Despite the limitations of the photo mode, the drive to create and share stories from this world is too strong. Players have taken advantage of the poorly named “Pro HUD” and the Switch’s fixed screenshot button to capture not just breathtaking photos of Hyrule, but Zelda’s respect (and often thirst) for the indomitable Gerudo champion (and definitely girlfriend) Urbosa. And, of course, the blossoming love between Link and his totally canon shark boyfriend, Prince Sidon (You're not the boss of us, Nintendo).
The world as Nintendo created it may be unalterable. The politics that informed it may not align with our own. But you’re damn right we will take advantage of the powerful abilities that photography has to subvert the hell out of Nintendo’s world. We’ll make every last person in Hyrule gay, and we’ll have the honeymoon photos that make it real.
Susan Sontag concludes On Photography by saying this:
“But the force of photographic images comes from their being material realities in their own right, richly informative deposits left in the wake of whatever emitted them, potent means for turning the tables on reality—for turning it into a shadow. Images are more real than anyone could have supposed.”
Armed with our virtual cameras in our virtual worlds, we can create the images we want to believe in.
Our tools and our worlds will no doubt grow in the years ahead. And I hope more games and more players embrace them both.
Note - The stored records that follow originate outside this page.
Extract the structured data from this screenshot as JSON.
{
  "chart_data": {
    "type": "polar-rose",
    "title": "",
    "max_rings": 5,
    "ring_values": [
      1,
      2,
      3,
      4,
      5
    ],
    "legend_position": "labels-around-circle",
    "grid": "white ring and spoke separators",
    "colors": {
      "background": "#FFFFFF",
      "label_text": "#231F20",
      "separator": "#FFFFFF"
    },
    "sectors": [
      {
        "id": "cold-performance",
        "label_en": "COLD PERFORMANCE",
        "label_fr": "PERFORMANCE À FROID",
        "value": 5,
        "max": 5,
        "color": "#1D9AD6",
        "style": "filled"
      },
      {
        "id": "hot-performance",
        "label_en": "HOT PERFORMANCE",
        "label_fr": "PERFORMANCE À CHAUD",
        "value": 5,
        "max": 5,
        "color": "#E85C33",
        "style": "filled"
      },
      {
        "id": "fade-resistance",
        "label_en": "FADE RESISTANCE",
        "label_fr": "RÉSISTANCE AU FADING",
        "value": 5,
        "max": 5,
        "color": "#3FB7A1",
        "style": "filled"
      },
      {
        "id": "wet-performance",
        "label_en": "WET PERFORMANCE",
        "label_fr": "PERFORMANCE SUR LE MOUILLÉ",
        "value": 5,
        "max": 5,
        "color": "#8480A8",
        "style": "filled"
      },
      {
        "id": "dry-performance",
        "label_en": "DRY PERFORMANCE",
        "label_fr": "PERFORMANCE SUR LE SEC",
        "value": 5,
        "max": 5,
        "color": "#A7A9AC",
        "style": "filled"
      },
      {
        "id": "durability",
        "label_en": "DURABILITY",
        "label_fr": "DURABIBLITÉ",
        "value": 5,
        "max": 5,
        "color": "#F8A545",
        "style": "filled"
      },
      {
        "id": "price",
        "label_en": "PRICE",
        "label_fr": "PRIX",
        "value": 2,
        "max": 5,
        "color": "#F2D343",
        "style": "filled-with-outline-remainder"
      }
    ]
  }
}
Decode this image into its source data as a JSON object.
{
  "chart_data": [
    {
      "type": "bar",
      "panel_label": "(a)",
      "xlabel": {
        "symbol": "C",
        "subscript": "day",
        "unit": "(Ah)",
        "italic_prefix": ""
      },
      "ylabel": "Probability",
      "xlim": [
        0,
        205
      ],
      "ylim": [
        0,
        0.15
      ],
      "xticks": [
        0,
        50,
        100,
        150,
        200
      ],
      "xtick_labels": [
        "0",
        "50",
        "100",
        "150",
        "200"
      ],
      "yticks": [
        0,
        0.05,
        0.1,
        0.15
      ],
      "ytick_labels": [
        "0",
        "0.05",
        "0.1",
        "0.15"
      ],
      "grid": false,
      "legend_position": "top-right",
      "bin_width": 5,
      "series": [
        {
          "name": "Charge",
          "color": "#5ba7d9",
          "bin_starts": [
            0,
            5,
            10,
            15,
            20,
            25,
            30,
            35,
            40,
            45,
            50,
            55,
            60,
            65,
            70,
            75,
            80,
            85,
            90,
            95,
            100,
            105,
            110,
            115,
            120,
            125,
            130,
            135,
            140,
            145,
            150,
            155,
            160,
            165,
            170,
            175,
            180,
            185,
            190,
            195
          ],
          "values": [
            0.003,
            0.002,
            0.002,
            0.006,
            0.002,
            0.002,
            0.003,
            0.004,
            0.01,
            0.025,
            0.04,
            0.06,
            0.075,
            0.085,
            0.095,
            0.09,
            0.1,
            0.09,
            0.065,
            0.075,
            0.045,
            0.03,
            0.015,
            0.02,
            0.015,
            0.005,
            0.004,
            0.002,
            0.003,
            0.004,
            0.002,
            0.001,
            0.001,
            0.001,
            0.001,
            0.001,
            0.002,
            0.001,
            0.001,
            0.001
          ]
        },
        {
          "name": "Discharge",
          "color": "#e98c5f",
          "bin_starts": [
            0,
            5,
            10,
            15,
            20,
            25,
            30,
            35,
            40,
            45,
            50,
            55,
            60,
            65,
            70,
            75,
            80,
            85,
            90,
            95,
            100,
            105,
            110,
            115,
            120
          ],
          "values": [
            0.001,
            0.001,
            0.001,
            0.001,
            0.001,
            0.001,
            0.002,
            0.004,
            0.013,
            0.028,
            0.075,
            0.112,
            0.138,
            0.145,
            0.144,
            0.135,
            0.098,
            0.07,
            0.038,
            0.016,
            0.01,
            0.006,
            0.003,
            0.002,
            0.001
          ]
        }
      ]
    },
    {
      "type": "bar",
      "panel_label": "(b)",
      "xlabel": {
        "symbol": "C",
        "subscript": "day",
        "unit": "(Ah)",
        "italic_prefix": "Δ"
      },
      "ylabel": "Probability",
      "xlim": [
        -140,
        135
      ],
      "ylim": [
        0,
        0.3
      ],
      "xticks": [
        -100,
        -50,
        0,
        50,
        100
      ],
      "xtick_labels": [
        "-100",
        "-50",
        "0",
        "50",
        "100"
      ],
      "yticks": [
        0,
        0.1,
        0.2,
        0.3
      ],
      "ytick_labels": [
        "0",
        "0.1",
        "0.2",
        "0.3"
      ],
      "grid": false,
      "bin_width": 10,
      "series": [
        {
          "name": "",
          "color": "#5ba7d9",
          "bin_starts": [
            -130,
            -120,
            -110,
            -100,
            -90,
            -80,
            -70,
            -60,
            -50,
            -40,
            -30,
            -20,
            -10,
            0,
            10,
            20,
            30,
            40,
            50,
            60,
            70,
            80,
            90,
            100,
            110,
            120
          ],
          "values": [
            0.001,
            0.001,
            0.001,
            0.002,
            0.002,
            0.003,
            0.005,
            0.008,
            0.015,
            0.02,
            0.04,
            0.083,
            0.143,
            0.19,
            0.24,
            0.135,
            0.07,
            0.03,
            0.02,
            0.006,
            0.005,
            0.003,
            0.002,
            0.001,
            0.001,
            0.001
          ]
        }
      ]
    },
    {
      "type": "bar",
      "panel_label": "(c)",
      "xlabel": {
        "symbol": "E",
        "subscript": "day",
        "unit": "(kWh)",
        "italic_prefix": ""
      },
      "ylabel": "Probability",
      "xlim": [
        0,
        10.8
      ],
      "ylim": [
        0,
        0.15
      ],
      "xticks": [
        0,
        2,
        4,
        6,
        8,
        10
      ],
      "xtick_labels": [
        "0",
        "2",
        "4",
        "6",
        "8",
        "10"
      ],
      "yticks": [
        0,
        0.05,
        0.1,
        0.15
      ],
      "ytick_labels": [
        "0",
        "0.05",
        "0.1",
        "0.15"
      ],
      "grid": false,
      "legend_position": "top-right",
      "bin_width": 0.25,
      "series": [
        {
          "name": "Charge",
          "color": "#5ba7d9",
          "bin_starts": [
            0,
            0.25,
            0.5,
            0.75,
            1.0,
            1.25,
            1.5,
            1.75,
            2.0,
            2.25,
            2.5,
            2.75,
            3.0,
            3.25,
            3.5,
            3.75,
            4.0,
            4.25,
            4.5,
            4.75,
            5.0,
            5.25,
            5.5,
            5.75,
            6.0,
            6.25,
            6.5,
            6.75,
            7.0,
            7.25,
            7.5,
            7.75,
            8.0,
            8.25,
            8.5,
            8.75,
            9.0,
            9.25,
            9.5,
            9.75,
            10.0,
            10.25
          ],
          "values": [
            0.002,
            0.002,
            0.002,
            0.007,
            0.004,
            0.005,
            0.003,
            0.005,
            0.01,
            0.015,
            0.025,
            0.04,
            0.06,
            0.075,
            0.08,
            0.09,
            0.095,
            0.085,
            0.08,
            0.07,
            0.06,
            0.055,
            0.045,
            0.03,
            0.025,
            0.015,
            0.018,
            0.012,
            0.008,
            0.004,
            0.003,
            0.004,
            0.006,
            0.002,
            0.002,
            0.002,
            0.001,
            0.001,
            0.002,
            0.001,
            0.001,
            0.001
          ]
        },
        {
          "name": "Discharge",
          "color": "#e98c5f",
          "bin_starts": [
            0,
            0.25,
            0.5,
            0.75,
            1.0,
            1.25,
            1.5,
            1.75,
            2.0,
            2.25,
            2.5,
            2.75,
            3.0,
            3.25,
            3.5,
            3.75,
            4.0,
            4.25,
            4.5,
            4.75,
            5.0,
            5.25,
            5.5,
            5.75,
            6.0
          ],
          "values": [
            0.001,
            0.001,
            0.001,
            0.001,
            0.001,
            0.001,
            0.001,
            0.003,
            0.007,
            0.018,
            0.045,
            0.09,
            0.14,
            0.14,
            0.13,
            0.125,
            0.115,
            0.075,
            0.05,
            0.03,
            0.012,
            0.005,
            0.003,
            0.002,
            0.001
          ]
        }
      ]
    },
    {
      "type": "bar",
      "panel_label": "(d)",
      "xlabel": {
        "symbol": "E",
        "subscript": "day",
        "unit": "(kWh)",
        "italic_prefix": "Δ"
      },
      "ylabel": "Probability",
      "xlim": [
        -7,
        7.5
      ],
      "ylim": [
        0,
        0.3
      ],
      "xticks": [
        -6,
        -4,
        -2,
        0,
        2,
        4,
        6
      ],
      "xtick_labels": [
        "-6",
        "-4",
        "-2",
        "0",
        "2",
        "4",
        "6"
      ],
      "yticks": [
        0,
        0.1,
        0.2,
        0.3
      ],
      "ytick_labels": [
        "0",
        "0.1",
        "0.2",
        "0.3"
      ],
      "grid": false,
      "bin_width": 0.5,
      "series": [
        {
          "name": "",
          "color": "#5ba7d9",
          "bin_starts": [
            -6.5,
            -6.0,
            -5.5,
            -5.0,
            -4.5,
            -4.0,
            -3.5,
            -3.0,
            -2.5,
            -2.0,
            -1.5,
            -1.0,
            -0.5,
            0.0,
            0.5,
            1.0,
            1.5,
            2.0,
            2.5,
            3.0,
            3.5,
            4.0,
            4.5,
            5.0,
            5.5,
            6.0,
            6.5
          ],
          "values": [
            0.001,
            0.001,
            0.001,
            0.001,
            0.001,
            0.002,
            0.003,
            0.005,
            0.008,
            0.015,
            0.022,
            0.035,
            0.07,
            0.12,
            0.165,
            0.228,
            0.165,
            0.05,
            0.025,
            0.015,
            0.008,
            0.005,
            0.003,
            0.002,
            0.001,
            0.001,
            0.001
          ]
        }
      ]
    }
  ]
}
But for me, 2017 will always be a landmark year for game photography, and its power as a tool for storytelling and mythmaking.
How many hours have I spent inside these virtual worlds just this year? How many hours have we spent collectively? For decades, many of us simply received our experiences from these worlds. At best visiting them through avatars with limited verbsets.
We're embracing these worlds more fully than ever. We’re creating narratives that didn’t exist in them before. We're queering the shit out of worlds made for us to play in by companies that may not reflect who we are.
These are no longer Sony, Nintendo or Microsoft’s worlds—they are ours.
And we will live in them expressly on our terms.